方南雁痛得回过头,看到alpha紧闭的双眼。
还没睡醒就开始干坏事了。真是可恶。
领导贴在他后颈处,呼吸平稳,额发睡得有些潮湿,看上去很温驯。
刚想着,肚子一阵疼。
真是异想天开,一点也不温驯。
领导白皙的手从他腰腹游弋到胸口,悠哉地捏。
领导这次很温和,方南雁也得了趣儿,没有昨夜那般难熬。
当然,这是早间自然的晨yu,领导的技术并没有一夜之间突飞猛进。
腰酸胀得厉害,方南雁半趴在床上,侧过头打量他的脸。
领导的上半张脸长得很好看,秀气的眉比寻常alpha漂亮多了。
领导蹭了他腺体两下,没有再欺负他,也没有把他往死里咬,只是等晨yu消退,放过了方南雁的腔体。
他困倦地打了个小哈欠。
晨光下的侧脸安静且美好。
方南雁静静地看着他,见他双目紧闭,没有要醒的意思,很有眼力见地爬起来,扶着腰进浴室冲了个热水澡。

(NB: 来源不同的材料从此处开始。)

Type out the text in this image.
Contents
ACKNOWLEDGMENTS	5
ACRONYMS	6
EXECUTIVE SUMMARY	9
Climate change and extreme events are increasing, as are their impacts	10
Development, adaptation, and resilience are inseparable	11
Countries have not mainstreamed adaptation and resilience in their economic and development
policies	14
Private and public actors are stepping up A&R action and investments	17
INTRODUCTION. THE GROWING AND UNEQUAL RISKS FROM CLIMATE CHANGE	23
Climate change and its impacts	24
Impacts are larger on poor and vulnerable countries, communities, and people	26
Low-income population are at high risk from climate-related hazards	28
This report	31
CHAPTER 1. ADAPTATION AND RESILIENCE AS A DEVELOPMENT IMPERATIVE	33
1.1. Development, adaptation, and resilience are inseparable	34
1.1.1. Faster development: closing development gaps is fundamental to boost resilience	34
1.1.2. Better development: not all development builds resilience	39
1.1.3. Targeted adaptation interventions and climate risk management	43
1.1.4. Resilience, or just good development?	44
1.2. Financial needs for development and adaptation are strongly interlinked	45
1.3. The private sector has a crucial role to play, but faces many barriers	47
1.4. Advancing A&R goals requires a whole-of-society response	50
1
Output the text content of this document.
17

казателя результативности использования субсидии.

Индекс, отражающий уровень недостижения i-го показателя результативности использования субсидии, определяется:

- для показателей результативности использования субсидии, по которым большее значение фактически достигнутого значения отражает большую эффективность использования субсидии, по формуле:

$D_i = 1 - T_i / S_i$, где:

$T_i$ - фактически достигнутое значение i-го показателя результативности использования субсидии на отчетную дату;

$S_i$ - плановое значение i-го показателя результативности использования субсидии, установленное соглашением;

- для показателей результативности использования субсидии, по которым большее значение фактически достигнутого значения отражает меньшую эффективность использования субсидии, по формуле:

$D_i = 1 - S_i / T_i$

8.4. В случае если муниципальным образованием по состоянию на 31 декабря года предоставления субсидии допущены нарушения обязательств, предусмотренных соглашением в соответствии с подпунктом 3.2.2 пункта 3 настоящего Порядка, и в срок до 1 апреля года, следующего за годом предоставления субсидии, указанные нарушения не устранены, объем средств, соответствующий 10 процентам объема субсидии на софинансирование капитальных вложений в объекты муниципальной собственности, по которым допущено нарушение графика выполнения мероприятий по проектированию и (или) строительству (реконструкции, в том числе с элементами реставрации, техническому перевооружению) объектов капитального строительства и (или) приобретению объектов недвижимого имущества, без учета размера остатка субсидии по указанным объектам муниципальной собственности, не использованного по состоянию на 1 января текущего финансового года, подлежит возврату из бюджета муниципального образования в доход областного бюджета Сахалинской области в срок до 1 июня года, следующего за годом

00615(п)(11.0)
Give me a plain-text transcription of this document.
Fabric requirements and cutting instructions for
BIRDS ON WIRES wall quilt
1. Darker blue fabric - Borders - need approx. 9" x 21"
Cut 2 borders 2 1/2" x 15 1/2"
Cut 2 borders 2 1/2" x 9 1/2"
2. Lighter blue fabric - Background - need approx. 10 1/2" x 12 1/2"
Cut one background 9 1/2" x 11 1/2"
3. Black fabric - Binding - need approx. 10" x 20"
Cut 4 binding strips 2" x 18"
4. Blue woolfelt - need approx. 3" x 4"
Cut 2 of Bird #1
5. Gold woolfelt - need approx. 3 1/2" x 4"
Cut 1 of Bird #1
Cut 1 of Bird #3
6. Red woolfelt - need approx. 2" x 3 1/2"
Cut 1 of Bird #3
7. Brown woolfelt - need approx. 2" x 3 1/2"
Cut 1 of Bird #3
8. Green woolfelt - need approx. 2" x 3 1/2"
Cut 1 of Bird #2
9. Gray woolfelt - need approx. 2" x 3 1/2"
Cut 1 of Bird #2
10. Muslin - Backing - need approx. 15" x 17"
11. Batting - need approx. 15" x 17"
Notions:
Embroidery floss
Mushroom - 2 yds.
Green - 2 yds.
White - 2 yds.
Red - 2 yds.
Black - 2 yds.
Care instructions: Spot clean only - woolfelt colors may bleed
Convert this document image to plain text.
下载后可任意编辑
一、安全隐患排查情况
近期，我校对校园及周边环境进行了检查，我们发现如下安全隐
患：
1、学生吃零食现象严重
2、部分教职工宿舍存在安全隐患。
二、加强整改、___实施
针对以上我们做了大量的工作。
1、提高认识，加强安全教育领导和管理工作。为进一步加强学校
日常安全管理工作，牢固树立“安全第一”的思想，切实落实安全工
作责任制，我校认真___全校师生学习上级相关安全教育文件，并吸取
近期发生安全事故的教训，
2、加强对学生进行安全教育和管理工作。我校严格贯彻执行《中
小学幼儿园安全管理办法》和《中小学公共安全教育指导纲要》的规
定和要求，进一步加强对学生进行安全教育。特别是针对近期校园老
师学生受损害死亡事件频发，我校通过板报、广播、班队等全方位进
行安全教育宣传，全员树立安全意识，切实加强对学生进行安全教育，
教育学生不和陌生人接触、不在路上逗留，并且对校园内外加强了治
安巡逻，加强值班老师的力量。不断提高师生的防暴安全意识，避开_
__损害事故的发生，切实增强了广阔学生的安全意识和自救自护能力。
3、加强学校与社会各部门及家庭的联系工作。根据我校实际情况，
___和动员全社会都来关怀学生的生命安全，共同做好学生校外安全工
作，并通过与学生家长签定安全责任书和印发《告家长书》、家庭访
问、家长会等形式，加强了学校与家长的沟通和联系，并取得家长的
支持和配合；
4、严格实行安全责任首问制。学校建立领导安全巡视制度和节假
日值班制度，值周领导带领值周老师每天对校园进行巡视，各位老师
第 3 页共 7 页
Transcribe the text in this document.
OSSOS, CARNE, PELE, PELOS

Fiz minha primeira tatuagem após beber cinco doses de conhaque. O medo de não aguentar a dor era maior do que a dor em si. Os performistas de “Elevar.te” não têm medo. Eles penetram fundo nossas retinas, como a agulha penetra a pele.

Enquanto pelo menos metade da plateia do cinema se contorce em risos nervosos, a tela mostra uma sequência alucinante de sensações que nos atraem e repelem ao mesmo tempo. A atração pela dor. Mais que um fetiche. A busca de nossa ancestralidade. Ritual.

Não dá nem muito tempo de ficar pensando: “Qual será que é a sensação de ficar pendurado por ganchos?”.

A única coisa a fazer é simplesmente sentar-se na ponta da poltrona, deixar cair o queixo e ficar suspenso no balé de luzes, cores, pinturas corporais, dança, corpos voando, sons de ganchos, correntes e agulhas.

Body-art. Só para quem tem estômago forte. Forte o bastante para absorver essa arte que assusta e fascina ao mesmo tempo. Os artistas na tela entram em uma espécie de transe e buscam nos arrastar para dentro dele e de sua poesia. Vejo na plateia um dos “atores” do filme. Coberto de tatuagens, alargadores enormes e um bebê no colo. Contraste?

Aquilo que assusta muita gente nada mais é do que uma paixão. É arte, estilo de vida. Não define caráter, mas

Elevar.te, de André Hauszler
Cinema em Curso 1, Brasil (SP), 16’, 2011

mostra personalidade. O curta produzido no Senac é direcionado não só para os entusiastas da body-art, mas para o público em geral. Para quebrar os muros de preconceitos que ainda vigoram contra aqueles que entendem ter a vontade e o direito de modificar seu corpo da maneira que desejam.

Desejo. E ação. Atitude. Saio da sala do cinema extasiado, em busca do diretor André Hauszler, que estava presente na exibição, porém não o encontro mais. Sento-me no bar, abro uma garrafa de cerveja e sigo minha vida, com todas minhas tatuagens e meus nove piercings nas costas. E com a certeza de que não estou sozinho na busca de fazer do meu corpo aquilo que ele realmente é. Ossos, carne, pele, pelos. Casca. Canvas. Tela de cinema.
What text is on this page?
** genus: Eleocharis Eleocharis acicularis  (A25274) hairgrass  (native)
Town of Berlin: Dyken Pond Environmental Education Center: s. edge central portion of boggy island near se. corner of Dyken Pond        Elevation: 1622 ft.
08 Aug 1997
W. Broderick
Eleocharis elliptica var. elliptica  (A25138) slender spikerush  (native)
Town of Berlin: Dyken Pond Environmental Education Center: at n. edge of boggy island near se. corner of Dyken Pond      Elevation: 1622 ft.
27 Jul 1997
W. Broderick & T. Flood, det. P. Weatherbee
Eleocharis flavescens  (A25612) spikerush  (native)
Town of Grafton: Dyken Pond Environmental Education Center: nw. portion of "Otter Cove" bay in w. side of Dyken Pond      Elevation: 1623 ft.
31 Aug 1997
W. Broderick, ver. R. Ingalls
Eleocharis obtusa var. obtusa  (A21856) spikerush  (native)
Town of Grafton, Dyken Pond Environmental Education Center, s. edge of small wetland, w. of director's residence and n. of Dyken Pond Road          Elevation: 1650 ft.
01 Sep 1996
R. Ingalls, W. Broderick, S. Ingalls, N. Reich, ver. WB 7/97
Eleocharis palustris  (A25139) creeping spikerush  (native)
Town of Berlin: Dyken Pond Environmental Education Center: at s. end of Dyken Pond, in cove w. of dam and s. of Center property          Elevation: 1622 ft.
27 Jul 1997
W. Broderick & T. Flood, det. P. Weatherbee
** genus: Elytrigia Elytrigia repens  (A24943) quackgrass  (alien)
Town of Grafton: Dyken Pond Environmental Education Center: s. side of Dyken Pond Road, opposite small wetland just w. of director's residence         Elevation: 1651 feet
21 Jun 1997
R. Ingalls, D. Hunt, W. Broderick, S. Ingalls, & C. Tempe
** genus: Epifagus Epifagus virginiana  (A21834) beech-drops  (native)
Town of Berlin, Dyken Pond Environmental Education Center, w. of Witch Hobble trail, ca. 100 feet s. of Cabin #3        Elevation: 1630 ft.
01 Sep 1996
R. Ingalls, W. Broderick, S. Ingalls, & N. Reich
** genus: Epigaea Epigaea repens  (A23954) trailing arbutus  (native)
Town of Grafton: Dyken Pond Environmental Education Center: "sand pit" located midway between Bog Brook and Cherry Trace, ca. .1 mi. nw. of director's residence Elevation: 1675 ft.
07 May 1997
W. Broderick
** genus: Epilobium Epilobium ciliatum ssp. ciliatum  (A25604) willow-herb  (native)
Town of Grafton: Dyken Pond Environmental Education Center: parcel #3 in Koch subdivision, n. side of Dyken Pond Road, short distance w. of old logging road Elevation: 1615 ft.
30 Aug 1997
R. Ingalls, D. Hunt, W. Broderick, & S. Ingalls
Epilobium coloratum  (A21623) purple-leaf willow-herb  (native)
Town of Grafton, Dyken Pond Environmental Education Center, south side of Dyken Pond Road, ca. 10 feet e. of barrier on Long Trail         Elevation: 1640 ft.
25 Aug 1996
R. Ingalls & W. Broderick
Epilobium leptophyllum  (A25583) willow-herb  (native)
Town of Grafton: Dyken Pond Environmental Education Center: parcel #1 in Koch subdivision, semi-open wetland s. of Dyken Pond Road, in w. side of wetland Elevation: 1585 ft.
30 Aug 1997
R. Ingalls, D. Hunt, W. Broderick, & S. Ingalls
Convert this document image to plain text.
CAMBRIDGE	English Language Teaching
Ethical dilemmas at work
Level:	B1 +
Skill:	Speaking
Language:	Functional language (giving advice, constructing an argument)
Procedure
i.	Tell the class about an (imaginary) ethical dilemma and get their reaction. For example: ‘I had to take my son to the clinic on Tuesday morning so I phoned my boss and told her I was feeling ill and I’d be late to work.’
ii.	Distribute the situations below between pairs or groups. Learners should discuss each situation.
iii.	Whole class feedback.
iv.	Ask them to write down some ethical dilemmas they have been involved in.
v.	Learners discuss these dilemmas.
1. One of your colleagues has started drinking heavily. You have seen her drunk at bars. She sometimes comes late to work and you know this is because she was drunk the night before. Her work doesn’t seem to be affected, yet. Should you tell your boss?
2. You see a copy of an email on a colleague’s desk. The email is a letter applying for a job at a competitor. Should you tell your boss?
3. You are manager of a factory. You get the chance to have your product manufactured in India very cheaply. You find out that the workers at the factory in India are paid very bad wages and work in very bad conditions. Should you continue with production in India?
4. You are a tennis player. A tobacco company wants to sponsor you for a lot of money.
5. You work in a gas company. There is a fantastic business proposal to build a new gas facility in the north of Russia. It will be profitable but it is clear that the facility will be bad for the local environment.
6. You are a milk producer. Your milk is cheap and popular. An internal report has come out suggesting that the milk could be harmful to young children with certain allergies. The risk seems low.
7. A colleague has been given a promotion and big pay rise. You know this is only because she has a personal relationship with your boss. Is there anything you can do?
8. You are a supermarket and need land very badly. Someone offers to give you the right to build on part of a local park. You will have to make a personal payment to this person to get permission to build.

镜子里的人活像受过重刑,满身的咬痕、抓痕,这领导跟个发脾气的猫似的。
洗完自己,他拧了热毛巾把他的大领导擦擦干净。
毛巾擦过他软红的胸口,方南雁没由来地脸热,强迫自己不要多看。
他换了干净毛巾给他擦脸,alpha撇着脸不让他擦,“脏。”
——他以为是擦完下面的毛巾。
“换了一张的。”
领导的脸自主转过来了。
方南雁给他热敷眼睛,照顾人很有一套,对方这才睁开眼睛,细细地打量眼前人。
方南雁没有任何表示,给他整理好衣服递来。
但床上的alpha翻了个身,整个人拱进被窝里又打了个哈欠,明显不想动弹。
方南雁恍然,原来领导也爱赖床。